I've given myself roughly about 90 days to lose 25 pounds, then another 90 and another 90 until I reach my goal. I'm not gonna reveal my own goal, but I will say that 25 pounds is not a solid number for the following 90 days or the one after that. The 25 is a starting point, my hope is to get where I get and look back on my wedding day and say, "I worked hard, I earned this moment". Then work hard to my next steps. To accomplish this I will be following a new nutrition regiment which I know works for me, supplements will be purchased, and then the work. Beating my own tire at home, Zumba at Happy Dance Fitness on Wednesdays and eventually probably Mondays, (2753 S Diamond Bar Blvd, Diamond Bar, CA 91765(909) 680-2164 $8 a class in case you want to join me! http://www.happydancefitness.com/) as well as walking
and hiking up around my house. I plan to stay active, get out more
and WAKE UP!

Sweating to the oldies was never like THIS! 
And you know what...
No matter where I get after all is said and done, if I work hard 
and really try, well on that big day, even if I'm not in a size 4... 
I'll still be proud because I will know I earned it!



Friday, February 28, 2014

PROGRESS!

My wedding date is set my lovelies! I'm so excited to see how this all plays out. I never actually thought I would have a "big" wedding but I am and I'm so excited to see it become a reality. Its a little terrifying and amazing and overwhelming all at the same time. I'm fortunate enough to have amazing family who are helping with this shindig and it will be lovely.

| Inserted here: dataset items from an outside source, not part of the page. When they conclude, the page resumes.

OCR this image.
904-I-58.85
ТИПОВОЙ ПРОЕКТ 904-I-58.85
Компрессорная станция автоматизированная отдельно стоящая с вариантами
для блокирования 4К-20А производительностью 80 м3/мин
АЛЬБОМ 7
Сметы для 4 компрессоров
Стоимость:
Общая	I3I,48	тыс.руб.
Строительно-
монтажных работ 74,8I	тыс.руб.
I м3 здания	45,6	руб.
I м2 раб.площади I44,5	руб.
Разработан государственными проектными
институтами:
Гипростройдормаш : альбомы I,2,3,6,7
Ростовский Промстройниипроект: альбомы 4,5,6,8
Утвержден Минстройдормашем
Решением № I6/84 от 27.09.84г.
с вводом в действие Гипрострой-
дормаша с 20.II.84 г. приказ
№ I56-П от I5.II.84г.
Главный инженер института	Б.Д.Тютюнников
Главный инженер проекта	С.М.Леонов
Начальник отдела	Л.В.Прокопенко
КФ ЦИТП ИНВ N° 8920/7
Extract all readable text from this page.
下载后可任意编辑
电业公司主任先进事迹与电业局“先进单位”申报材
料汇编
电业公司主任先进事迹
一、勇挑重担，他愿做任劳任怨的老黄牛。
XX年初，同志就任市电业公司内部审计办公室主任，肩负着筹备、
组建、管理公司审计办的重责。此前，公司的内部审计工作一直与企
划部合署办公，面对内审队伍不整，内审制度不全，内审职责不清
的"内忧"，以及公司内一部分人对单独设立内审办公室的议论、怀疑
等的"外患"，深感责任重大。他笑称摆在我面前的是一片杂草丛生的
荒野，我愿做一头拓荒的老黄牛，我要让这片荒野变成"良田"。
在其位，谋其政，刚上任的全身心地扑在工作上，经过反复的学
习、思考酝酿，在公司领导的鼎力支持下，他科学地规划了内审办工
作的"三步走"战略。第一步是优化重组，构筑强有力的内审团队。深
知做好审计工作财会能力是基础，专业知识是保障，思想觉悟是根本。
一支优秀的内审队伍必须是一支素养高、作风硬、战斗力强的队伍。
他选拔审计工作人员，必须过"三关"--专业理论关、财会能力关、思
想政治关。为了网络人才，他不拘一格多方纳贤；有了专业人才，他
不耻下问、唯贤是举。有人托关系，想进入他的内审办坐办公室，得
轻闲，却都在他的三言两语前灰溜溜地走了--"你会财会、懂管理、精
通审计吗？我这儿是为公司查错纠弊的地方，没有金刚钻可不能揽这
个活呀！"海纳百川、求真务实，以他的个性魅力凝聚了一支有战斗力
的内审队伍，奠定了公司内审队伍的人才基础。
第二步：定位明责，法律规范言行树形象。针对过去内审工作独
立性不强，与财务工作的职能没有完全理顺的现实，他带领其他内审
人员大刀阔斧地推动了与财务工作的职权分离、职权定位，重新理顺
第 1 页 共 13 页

There is still so much to do! Cake design and choice, food selections, hair, shoes (OF COURSE), appointments with my girls, M's suit and his boys suits which will be gorgeous!, flowers invites, and of course... bachelorette and bachelor parties! I don't want to miss a beat but I don't want to feel nuts either!
Its my dream cake!!
Luckily I seem to be going thru this bout of positive energy and I wan to put it out there in the universe. Its a simple thing really. Nothing major but I realized that in the gran scheme of things, when all is said and done...

We Are All Going to Be OK

Its all kind of simple huh? Believe me when people said this to me in the past I quickly rolled my eyes and thought, "what the hell do you know SMILEY... Ain't no body gonna be OK!", but now I know. At least from my end that we are all seriously going to be OK. 

Some things may require more work, it may require more time but if you want to put that into your day your week you life to find that OK then it will be there for you. Its taken me 20 years, two therapists, two kids, a lot of starts and stops and a good man to get me to this simple philosophy. Its amazing that I'm happy in a simple life, my mom used to say that I was always looking for the next best thing. I'm not looking for that anymore. I have it. I have the best thing. Healthy kids, a good job, a good man, a nice house, a good neighborhood... I feel good. For the first time in a very long time.

So as the wedding plans unfurl and the invites go out and even beyond that day. When I wake up November 2nd married for less than 24 hours, and look at the world around me I will still be OK and so will we all. I don't mean to turn all fluffy on you guys but I felt the need to infect you all with some positivity on this Friday morning so that you could take this rainy day and smile up at the sky, or if you are stuck in traffic and its not going anywhere that at the end of your day that time on the freeway will be behind you. And even those of you out there who are having a hard go of it... look up, reach out, you have friends and loved ones. We'll find a way to make it OK for you because we love you. Because we want you to be OK and happy along side us!

Its all going to be OK... help me help you.